The NI Semester is based in two geographic locations, Derry /Londonderry or Belfast, but student involvement with community groups may take place elsewhere in Northern Ireland. Swarthmore students do the program under the College's Semester/Year Abroad Program and will register and take classes with the Irish School of Ecumenics, Trinity College Dublin, at their Belfast Campus. Students may register for one semester or two and there will be possibilities for summer research and/or service work in Northern Ireland arising from participation in the program.
The establishment of this program is grounded in exploratory work that has been under way for several years, involving a number of Swarthmore faculty members, partners and colleagues in Northern Ireland, colleagues from other American schools, and Swarthmore's Foreign Study Office. This exploration has been undertaken with the encouragement of the Swarthmore College administration. Since 2008, 11 Swarthmore students have participated in the Swarthmore College NI Semester.
Tragically, many parts of the world provide us with opportunities to study, and perhaps be involved in, peace and reconciliation processes.

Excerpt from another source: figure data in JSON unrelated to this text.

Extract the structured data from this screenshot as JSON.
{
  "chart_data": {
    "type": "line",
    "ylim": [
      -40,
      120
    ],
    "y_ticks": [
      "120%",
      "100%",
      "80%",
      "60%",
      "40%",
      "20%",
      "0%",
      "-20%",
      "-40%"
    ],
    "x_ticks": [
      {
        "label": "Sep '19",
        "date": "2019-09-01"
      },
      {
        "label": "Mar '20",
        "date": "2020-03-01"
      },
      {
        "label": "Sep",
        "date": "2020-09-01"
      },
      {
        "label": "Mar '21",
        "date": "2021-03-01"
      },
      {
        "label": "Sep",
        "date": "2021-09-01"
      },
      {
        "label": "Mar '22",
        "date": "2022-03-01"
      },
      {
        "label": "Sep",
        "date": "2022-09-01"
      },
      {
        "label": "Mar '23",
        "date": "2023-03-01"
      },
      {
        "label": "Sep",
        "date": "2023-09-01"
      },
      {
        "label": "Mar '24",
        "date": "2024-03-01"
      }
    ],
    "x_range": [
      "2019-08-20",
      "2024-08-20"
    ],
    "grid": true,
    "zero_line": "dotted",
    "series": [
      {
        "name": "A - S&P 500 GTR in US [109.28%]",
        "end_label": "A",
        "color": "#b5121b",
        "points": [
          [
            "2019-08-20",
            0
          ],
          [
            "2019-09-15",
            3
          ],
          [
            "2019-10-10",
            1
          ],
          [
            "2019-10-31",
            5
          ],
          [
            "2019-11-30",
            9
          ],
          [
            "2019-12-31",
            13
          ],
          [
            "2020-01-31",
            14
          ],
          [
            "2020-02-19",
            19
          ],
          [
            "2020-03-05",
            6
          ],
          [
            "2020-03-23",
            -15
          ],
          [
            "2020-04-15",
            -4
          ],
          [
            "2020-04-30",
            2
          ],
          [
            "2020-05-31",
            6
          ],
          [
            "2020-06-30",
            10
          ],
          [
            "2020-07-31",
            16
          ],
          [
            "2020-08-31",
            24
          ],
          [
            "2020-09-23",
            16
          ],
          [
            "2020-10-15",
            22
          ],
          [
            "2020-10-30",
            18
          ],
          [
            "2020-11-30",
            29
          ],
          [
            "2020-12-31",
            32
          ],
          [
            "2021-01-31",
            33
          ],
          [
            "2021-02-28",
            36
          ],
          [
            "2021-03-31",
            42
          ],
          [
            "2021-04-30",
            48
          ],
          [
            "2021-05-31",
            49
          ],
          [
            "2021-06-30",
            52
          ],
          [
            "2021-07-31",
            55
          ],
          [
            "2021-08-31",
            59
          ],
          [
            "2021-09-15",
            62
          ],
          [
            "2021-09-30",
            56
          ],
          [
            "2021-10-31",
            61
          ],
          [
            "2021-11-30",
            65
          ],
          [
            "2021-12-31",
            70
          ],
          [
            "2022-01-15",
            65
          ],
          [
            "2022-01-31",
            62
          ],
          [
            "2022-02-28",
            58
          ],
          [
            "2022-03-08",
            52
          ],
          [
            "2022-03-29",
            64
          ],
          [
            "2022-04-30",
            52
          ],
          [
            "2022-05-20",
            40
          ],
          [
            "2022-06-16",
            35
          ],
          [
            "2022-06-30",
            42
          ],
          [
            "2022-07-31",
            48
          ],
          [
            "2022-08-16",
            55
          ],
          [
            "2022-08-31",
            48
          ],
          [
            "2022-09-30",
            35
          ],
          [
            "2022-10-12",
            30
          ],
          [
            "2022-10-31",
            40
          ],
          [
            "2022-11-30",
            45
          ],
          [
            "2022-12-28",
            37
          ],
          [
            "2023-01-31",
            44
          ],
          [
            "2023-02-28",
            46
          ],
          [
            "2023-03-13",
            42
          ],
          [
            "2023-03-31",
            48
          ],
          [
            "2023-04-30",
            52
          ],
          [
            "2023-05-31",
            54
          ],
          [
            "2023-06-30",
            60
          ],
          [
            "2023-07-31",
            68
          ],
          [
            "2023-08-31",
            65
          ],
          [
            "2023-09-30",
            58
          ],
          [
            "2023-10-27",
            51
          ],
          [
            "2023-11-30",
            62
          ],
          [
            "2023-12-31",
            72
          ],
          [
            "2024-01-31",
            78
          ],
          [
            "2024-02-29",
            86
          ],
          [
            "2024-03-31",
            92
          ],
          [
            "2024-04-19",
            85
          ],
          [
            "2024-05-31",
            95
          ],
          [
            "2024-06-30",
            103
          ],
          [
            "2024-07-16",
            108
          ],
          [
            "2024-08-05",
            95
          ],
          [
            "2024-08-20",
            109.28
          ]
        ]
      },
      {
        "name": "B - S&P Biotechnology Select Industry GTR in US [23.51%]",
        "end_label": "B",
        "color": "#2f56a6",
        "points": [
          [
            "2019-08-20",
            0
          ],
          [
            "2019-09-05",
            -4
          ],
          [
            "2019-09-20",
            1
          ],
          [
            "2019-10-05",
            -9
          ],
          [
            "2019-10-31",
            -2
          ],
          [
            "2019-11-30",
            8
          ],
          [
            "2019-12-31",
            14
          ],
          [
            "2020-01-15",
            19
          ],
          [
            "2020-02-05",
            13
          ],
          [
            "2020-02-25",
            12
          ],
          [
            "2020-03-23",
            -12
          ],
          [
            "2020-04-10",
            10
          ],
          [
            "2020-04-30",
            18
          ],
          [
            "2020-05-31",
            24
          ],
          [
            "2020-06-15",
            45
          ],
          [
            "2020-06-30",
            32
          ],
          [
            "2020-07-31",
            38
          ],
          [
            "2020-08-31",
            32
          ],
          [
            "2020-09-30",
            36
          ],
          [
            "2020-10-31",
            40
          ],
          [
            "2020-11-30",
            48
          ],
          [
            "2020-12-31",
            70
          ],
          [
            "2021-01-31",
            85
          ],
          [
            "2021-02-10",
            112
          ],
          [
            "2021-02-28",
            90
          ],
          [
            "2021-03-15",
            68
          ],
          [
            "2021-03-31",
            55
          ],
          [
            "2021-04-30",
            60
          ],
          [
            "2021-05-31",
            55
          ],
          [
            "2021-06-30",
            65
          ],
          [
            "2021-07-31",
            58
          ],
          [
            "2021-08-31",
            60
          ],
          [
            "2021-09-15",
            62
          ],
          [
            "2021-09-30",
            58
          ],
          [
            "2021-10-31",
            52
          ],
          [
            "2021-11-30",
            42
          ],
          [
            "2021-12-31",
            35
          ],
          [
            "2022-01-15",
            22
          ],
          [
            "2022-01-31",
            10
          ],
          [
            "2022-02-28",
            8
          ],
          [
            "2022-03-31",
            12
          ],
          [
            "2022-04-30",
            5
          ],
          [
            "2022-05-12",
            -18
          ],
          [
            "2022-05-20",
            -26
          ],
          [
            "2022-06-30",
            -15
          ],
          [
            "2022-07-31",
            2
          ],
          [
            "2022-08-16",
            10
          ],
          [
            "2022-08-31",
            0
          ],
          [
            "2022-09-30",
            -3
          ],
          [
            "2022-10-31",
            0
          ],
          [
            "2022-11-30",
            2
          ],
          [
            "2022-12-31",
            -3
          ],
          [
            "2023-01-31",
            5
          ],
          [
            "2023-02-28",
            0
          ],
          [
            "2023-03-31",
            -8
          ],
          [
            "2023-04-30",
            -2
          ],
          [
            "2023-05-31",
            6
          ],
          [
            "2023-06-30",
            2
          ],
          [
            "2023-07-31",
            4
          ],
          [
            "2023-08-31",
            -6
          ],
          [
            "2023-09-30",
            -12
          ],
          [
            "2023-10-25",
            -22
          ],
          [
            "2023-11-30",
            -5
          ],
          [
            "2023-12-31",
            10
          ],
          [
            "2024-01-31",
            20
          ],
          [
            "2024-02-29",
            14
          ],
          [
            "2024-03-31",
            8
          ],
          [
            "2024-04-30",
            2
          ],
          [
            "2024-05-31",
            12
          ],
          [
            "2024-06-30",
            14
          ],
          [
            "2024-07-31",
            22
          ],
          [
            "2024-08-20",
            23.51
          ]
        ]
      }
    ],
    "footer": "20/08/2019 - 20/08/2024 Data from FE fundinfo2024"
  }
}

Those of us who have been involved in the Northern Ireland Semester experience believe that Northern Ireland is a particularly felicitous location for a foreign study program which focuses upon same for a number of reasons (in no order of priority):
- It is a small place and, socially, it is an intimate place. Sometimes, in Northern Ireland, it seems as if everybody knows everybody.
- So also is it an informal place, overflowing with personal warmth and hospitality and friendliness. This enables easy (and pleasurable!) accessibility to individuals and groups. Students participating in this program will know informally and work and socialize with numerous key figures and groups - outside of the government, and sometimes inside as well - involved in peace work.
- English is the lingua franca: no language learning involved (but socially proper use of our shared language will have to be worked on. This occurs any time any one goes to another English speaking cultural, or sub cultural, setting).
- Program students will be registered as visiting students at the Irish School of Ecumenics, Trinity College Dublin, at their Belfast Campus, with access to the full range of student services and student life afforded by the University.
- Northern Ireland has been engaged in its peace and reconciliation process since the early 1990's. Whilst the peace process is ongoing, overall Northern Ireland is a safe place and there are no unusual safety concerns for foreign studies students.